What is the second lien on the property?

The lien is for the down payment assistance, which is referred to as the second mortgage. This second mortgage has a 30-year term at a 0% interest rate (0% APR) and has no monthly payments.

What is meant by “the loan is forgiven”?

A loan that is “forgiven” goes away and never needs to be repaid.

For example, let’s assume the borrower receives $10,000 for down payment assistance through the DPA Edge Soft Second product. After the borrower meets the forgiveness terms, the borrower may provide evidence of his or her on-time payments on the first mortgage in the form of a payment history. Once confirmed by CBC Mortgage Agency, the $10,000 loan is forgiven entirely—the borrower will never have to pay it back.

For 3.5% assistance, the loan is forgivable after the borrower makes 36 consecutive, on-time payments on the FHA first mortgage. If the borrower ever makes a payment that’s 30 days late (or more), the forgiveness period resets.

For 5% assistance, the loan is forgivable after the borrower makes the initial 120 consecutive, on-time payments on the FHA first mortgage.

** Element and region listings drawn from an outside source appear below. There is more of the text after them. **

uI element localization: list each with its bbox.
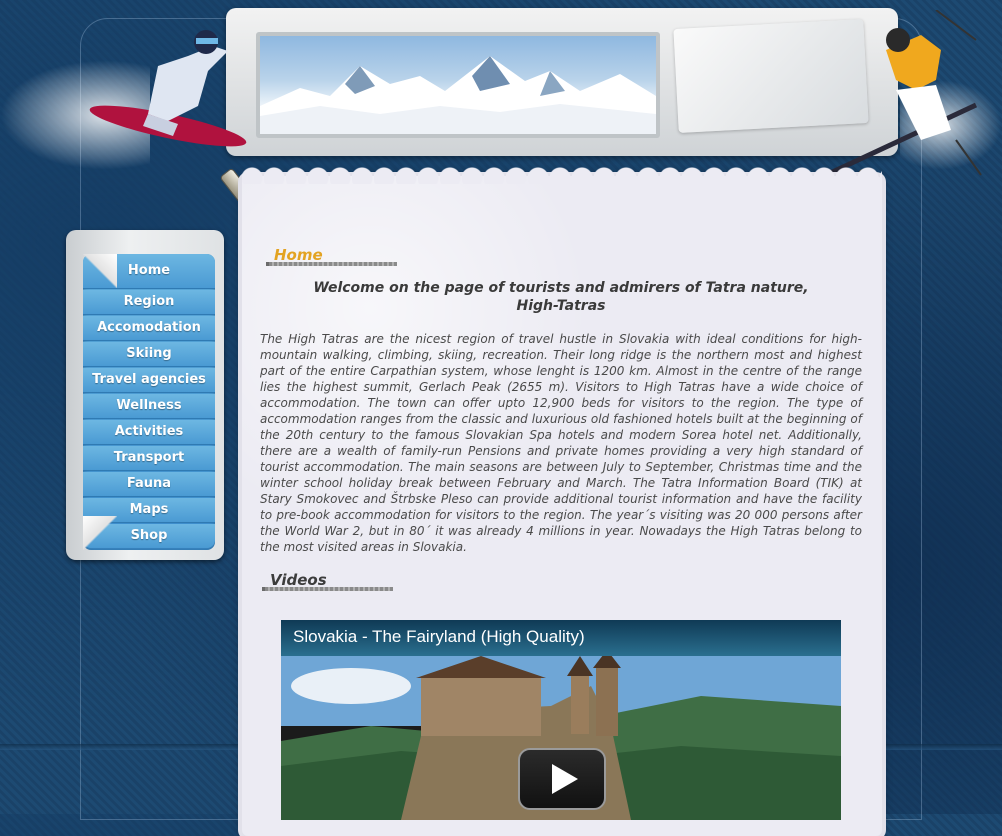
page-curl-top (83, 254, 117, 288)
mountain-photo (256, 32, 660, 138)
heading-underline (262, 587, 393, 591)
play-button[interactable] (518, 748, 606, 810)
home-heading: Home (266, 246, 397, 266)
videos-heading: Videos (262, 571, 393, 591)
video-title-bar: Slovakia - The Fairyland (High Quality) (281, 620, 841, 656)
welcome-line-1: Welcome on the page of tourists and admi… (313, 280, 809, 296)
snowboarder-illustration (89, 30, 247, 147)
nav-item-fauna[interactable]: Fauna (83, 472, 215, 497)
nav-item-skiing[interactable]: Skiing (83, 342, 215, 367)
welcome-line-2: High-Tatras (516, 298, 606, 314)
welcome-title: Welcome on the page of tourists and admi… (262, 279, 860, 315)
play-icon (552, 764, 578, 794)
nav-item-wellness[interactable]: Wellness (83, 394, 215, 419)
nav-item-activities[interactable]: Activities (83, 420, 215, 445)
nav-item-accomodation[interactable]: Accomodation (83, 316, 215, 341)
main-nav: Home Region Accomodation Skiing Travel a… (83, 254, 215, 550)
nav-item-region[interactable]: Region (83, 290, 215, 315)
header-banner (226, 8, 898, 156)
page-curl-bottom (83, 516, 117, 550)
nav-item-travel-agencies[interactable]: Travel agencies (83, 368, 215, 393)
intro-paragraph: The High Tatras are the nicest region of… (260, 332, 862, 554)
video-title[interactable]: Slovakia - The Fairyland (High Quality) (293, 627, 585, 647)
skier-illustration (826, 10, 982, 178)
video-player[interactable]: Slovakia - The Fairyland (High Quality) (281, 620, 841, 820)
heading-underline (266, 262, 397, 266)
nav-item-transport[interactable]: Transport (83, 446, 215, 471)
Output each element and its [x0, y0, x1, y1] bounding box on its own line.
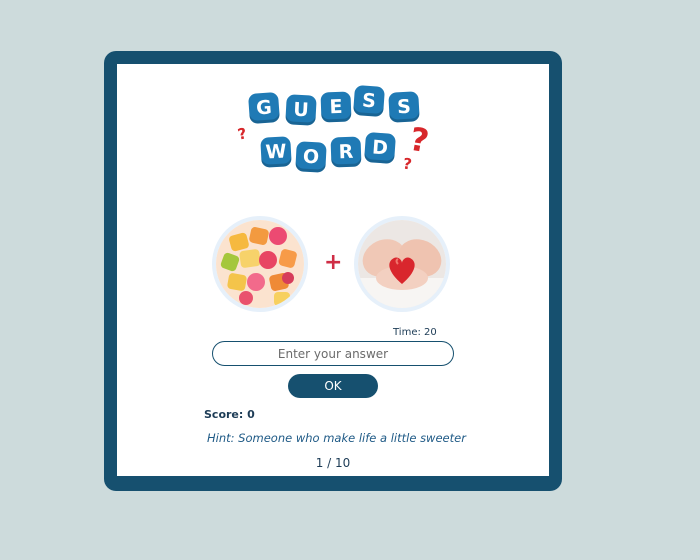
hint-text: Hint: Someone who make life a little swe…	[207, 431, 466, 445]
logo-letter: G	[247, 91, 281, 125]
logo-letter: D	[363, 131, 397, 165]
logo-letter: S	[388, 91, 420, 123]
ok-button[interactable]: OK	[288, 374, 378, 398]
logo-letter: E	[320, 91, 352, 123]
logo-letter: U	[285, 94, 317, 126]
score-label: Score: 0	[204, 408, 255, 421]
question-progress: 1 / 10	[315, 456, 351, 470]
heart-hands-image	[358, 220, 446, 308]
answer-input[interactable]	[212, 341, 454, 366]
candies-illustration	[216, 220, 304, 308]
logo-letter: O	[295, 141, 327, 173]
logo-letter: W	[260, 136, 292, 168]
candies-image	[216, 220, 304, 308]
logo-letter: S	[352, 84, 386, 118]
heart-hands-illustration	[358, 220, 446, 308]
timer-label: Time: 20	[393, 327, 437, 338]
logo-letter: R	[330, 136, 362, 168]
plus-icon: +	[324, 250, 343, 275]
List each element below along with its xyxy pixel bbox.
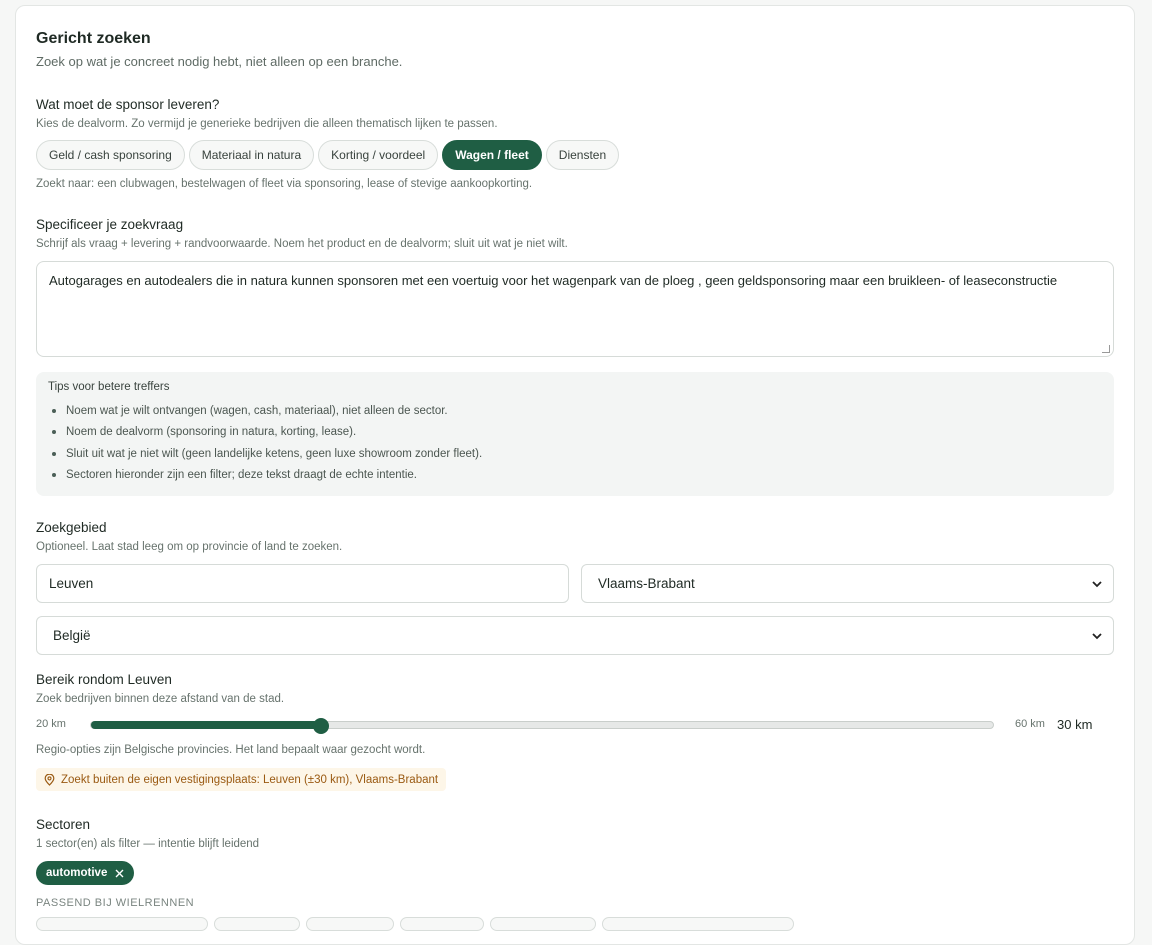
sector-tag-label: automotive [46, 867, 108, 879]
province-select[interactable]: Vlaams-Brabant [581, 564, 1114, 603]
tips-title: Tips voor betere treffers [48, 381, 170, 393]
suggested-sector-chip[interactable] [36, 917, 208, 931]
country-value: België [53, 628, 91, 643]
range-min-label: 20 km [36, 718, 66, 730]
deal-option-services[interactable]: Diensten [545, 140, 620, 170]
deal-hint: Kies de dealvorm. Zo vermijd je generiek… [36, 118, 498, 130]
tip-text: Noem wat je wilt ontvangen (wagen, cash,… [66, 404, 448, 417]
notice-text: Zoekt buiten de eigen vestigingsplaats: … [61, 773, 439, 786]
area-hint: Optioneel. Laat stad leeg om op provinci… [36, 541, 343, 553]
bullet-icon [52, 430, 56, 435]
tips-box: Tips voor betere treffers Noem wat je wi… [36, 372, 1114, 496]
close-icon[interactable] [115, 869, 124, 878]
sectors-label: Sectoren [36, 817, 91, 832]
query-text: Autogarages en autodealers die in natura… [49, 273, 1058, 288]
deal-note: Zoekt naar: een clubwagen, bestelwagen o… [36, 178, 533, 190]
country-select[interactable]: België [36, 616, 1114, 655]
deal-option-fleet[interactable]: Wagen / fleet [442, 140, 542, 170]
sectors-hint: 1 sector(en) als filter — intentie blijf… [36, 838, 260, 850]
search-card: Gericht zoeken Zoek op wat je concreet n… [15, 5, 1135, 945]
tip-text: Noem de dealvorm (sponsoring in natura, … [66, 426, 357, 439]
chevron-down-icon [1092, 581, 1102, 588]
page-title: Gericht zoeken [36, 30, 151, 47]
bullet-icon [52, 451, 56, 456]
page-subtitle: Zoek op wat je concreet nodig hebt, niet… [36, 54, 403, 69]
city-input[interactable]: Leuven [36, 564, 569, 603]
list-item: Noem wat je wilt ontvangen (wagen, cash,… [48, 400, 1102, 422]
chevron-down-icon [1092, 633, 1102, 640]
suggested-sector-chip[interactable] [490, 917, 596, 931]
province-value: Vlaams-Brabant [598, 576, 695, 591]
suggested-sector-chip[interactable] [214, 917, 300, 931]
range-row: 20 km 60 km 30 km [36, 717, 1096, 734]
deal-option-cash[interactable]: Geld / cash sponsoring [36, 140, 185, 170]
sector-tag[interactable]: automotive [36, 861, 135, 885]
range-hint: Zoek bedrijven binnen deze afstand van d… [36, 693, 285, 705]
suggested-sector-chip[interactable] [602, 917, 794, 931]
deal-option-discount[interactable]: Korting / voordeel [318, 140, 439, 170]
query-textarea[interactable]: Autogarages en autodealers die in natura… [36, 261, 1114, 357]
map-pin-icon [44, 773, 55, 786]
resize-handle[interactable] [1102, 345, 1110, 353]
suggested-sector-chip[interactable] [306, 917, 394, 931]
range-label: Bereik rondom Leuven [36, 672, 172, 687]
bullet-icon [52, 473, 56, 478]
range-note: Regio-opties zijn Belgische provincies. … [36, 744, 426, 756]
deal-options: Geld / cash sponsoring Materiaal in natu… [36, 140, 620, 170]
suggested-sector-chip[interactable] [400, 917, 484, 931]
list-item: Sectoren hieronder zijn een filter; deze… [48, 465, 1102, 487]
deal-label: Wat moet de sponsor leveren? [36, 97, 220, 112]
range-max-label: 60 km [1015, 718, 1045, 730]
range-fill [91, 721, 321, 729]
tip-text: Sluit uit wat je niet wilt (geen landeli… [66, 447, 483, 460]
list-item: Sluit uit wat je niet wilt (geen landeli… [48, 443, 1102, 465]
query-label: Specificeer je zoekvraag [36, 217, 184, 232]
tip-text: Sectoren hieronder zijn een filter; deze… [66, 469, 417, 482]
range-thumb[interactable] [313, 718, 329, 734]
list-item: Noem de dealvorm (sponsoring in natura, … [48, 422, 1102, 444]
tips-list: Noem wat je wilt ontvangen (wagen, cash,… [48, 400, 1102, 486]
bullet-icon [52, 408, 56, 413]
query-hint: Schrijf als vraag + levering + randvoorw… [36, 238, 568, 250]
area-label: Zoekgebied [36, 520, 107, 535]
deal-option-material[interactable]: Materiaal in natura [188, 140, 315, 170]
location-notice: Zoekt buiten de eigen vestigingsplaats: … [36, 768, 447, 791]
range-slider[interactable] [90, 718, 994, 734]
suggested-sectors-label: PASSEND BIJ WIELRENNEN [36, 897, 195, 909]
city-value: Leuven [49, 576, 94, 591]
range-value: 30 km [1057, 717, 1093, 732]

If the borrower ever makes a payment that’s 60 days late (or more), the forgivable status of the loan is terminated. (In that instance, the loan will still have a 0% interest rate, 0% APR, and require no monthly payments.) However, the loan may still be forgiven at the end of the 30-year term, even if any payments were 60 days (or more) late.

How can my borrower get the loan forgiven?

The borrower will need to provide a payment history to CBC Mortgage Agency’s servicing team after meeting the forgiveness conditions. Our servicing team can be reached at servicing@chenoafund.org.

What happens if the borrower refinances the first mortgage or sells the home before the forgiveness terms are met?

Let’s continue the example outlined above. If the borrower received $10,000 for a down payment and then refinance the first mortgage before meeting the forgiveness terms, the borrower would be required to pay the $10,000 back in full. The same would apply if the borrower sold the home.